Okay...now you're thinking: wow...that shit must get old!   Well, you're absolutely correct!  Things were bad, our NCOs were being divorced left and right.  It got SO bad, that a meeting was held with the BCT Brigade Commander, Brig Gen Fred Davison, one of the finest officers I've ever met.  He promised relief; he would bring in a slew of additional Drill Sergeants to rotate hours and give them some resting time.  He kept that promise.   For the officers, the message was:  TOUGH SHIT, GUYS!

Well, my story doesn't end here.  You ever hear the expression: "If it sounds too good to be true, it probably isn't?"  Well...lo and behold an "invitation" appears on all of the BCT bulletin boards.  (Yep...we talking Jurassic Park here...no cell phones, no faxes, no Ipods...etc.  If you wanted to be "in the know", you had better read the bulletin boards).  "ATTN: Lieutenants needed to join the M-42 Twin 40mm Duster Battalion at MacGregor Range".  Aha!  An open invitation to leave the long, torturous hours of running trainees up and down the hills, out to the firing ranges, morning PT, endless inspections in ranks, CMMIs, mess halls, and putting the "bad boys" on the right track.   Ha...here's your ticket out of a daily hell.

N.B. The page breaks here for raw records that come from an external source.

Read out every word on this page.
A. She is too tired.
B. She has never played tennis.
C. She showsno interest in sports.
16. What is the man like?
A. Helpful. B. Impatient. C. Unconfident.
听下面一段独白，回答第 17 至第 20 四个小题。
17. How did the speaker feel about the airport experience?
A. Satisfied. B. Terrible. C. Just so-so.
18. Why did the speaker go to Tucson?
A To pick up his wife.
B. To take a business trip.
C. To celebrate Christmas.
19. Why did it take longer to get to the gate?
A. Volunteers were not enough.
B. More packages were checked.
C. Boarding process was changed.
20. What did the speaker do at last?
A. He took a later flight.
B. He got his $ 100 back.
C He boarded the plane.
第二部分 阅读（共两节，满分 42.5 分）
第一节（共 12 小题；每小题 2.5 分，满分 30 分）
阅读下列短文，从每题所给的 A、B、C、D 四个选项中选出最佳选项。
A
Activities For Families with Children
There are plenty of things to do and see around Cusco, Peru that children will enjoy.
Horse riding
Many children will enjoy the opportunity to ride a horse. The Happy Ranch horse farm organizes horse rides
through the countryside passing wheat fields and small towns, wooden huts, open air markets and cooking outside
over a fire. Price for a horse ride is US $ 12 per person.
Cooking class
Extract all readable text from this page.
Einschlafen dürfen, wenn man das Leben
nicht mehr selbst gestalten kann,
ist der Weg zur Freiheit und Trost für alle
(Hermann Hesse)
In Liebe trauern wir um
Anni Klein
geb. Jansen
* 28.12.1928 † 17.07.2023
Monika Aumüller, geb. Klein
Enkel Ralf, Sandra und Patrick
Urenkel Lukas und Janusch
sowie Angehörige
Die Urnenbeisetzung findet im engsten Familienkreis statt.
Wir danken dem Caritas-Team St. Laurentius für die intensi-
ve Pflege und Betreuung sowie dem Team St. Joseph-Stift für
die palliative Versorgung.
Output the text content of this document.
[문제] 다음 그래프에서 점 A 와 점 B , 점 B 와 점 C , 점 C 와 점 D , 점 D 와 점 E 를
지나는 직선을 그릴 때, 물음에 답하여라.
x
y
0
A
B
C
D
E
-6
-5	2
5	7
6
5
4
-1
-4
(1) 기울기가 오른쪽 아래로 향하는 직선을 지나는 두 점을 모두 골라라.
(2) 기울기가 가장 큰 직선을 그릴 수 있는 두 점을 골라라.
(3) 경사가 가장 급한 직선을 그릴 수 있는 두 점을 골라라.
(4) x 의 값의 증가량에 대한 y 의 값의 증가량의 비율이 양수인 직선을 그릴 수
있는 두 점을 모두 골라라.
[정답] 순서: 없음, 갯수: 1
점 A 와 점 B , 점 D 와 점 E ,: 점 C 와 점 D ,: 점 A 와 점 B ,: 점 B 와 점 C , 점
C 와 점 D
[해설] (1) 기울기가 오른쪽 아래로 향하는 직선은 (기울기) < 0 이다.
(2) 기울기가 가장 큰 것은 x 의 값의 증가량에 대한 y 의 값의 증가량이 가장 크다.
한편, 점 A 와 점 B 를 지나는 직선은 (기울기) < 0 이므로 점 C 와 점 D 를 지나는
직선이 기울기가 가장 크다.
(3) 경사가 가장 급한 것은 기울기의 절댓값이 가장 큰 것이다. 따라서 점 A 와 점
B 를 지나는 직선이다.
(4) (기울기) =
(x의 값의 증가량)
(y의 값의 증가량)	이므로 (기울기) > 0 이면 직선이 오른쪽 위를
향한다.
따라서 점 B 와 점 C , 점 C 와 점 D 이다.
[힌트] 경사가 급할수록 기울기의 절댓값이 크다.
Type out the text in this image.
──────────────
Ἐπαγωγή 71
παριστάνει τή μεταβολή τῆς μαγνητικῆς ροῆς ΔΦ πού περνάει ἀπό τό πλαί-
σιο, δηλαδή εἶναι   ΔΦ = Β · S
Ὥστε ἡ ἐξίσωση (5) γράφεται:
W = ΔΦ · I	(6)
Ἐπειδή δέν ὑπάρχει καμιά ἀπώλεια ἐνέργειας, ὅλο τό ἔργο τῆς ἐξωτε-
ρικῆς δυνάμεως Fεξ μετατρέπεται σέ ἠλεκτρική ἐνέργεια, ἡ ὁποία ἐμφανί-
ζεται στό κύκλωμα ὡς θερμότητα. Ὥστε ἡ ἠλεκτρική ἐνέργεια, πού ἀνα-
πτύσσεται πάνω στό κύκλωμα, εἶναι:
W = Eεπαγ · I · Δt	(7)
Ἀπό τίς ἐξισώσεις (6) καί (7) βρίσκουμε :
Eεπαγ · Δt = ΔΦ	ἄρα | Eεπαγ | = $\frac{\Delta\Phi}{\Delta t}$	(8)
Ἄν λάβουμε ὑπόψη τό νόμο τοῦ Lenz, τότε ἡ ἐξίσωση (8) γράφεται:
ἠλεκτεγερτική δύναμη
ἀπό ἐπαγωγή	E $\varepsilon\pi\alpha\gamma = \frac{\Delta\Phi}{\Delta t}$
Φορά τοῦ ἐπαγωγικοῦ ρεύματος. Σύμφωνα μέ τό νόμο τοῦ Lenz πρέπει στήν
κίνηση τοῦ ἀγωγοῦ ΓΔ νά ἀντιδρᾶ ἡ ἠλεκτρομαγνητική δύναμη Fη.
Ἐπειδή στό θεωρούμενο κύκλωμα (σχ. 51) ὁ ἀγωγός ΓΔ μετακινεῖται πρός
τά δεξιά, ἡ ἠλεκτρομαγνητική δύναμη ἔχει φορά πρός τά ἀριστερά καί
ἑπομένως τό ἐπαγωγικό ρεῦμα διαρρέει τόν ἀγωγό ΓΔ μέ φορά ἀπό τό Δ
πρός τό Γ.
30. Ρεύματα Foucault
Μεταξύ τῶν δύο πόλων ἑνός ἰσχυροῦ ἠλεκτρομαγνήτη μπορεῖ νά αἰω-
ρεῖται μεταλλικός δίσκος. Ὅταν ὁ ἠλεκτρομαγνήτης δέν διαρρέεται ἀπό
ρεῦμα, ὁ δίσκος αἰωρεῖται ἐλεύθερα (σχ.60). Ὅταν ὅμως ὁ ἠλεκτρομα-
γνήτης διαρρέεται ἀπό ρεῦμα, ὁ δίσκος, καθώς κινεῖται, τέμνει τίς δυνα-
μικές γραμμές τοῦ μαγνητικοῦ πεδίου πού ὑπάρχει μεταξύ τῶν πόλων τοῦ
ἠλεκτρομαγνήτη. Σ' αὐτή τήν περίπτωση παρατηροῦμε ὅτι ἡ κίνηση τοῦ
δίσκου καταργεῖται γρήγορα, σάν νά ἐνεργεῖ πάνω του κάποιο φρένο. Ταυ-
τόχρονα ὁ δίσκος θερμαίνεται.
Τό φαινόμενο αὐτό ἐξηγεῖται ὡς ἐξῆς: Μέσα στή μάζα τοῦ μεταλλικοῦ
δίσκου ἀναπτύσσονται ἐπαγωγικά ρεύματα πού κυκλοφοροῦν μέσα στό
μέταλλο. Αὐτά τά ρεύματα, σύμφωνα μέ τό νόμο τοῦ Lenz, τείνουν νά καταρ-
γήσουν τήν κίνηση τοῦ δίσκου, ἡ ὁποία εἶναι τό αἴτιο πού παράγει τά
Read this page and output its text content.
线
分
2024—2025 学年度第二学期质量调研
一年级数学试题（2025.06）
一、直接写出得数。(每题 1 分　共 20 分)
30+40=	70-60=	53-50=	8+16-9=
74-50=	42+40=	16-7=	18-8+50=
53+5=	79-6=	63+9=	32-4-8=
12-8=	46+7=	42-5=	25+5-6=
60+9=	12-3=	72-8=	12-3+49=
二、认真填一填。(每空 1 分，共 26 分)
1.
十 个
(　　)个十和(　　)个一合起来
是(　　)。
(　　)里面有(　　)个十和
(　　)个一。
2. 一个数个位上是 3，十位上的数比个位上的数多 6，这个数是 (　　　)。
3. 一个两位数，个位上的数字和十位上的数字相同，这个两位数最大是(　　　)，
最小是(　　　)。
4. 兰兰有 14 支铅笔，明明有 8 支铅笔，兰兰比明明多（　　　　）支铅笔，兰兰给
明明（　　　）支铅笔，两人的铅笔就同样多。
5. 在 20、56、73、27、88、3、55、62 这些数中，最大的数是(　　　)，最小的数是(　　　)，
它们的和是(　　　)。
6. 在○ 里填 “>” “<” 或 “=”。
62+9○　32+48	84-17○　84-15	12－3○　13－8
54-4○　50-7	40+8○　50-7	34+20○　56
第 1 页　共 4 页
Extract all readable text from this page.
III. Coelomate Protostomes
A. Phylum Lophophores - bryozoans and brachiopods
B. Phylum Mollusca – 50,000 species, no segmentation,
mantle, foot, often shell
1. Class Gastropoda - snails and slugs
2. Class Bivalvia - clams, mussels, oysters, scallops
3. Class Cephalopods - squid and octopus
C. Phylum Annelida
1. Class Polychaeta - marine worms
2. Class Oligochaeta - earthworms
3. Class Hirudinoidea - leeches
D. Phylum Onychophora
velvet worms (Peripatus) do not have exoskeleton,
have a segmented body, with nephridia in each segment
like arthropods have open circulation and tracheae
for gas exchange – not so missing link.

Weelllll....it worked!  Lieutenants were jumping the BCT ship as fast as they could sign the papers.  But, yours truly is a skeptic of sorts...y'know "there's no free lunch"...that sorta thing.  I said to myself "There MUST be a catch here!"  So, I stayed put.

Since many of my fellow BCT Lieutenants took the offer, I got daily reports of what they were doing.  Seems that the good ol' dry desert weather was an ideal place to store the M42s of WWII for posterity...or future need.  Their first task was to take them out of "cosmolene", the protective coating used for metals.  This was easier said then done because cosmolene is designed to harden after it is applied.  Plus it is a gooey, sticky, tar-like substance that is very difficult to wipe off or wipe up once you get to working with it.  Considering the size of an M42...that was probably several weeks of cleaning those weapons.  Then came the test firing, of course, as well as training gunners and mechanics to keep them operating proficiently.  Not bad duty...nope...not bad duty at all.  The worst part was the loneliness of working at MacGregor range...nothing but tumbleweeds, prairie dogs, and jackrabbits out there.  And, having to drive back and forth to main post.  Aren't we glad we jumped out of the BCT units?

Oh...wait a sec!  Have you read anything so far that tells you WHAT they planned to do with those weapons?  Nope...you sure haven't!!  Drum roll, please: "GENTLEMEN...YOU HAVE JUST RECEIVED YOUR TICKET TO VIETNAM".   And...off they went...Twin 40s were to be used for ground support and perimeter defense.  Well, by golly...how about that!  That "free ticket" out of BCT was really a rat-trap.

I waved "bye-bye" to many good friends and fellow training officers as they left Ft Bliss.  I don't know how many of them now felt whether they had accepted an opportunity...or "taken the bait" to get out of BCT.

Following the age-old advice of "never volunteer", it allowed me to stay stateside at Ft Bliss for another eight (8) months before getting my ticket to Nam.  This young rat bypassed the "trap" of the Duster Battalion and continued to "push croots" back at BCT.  I've always remembered that there is "fire" under that "frying pan".  Look before you leap.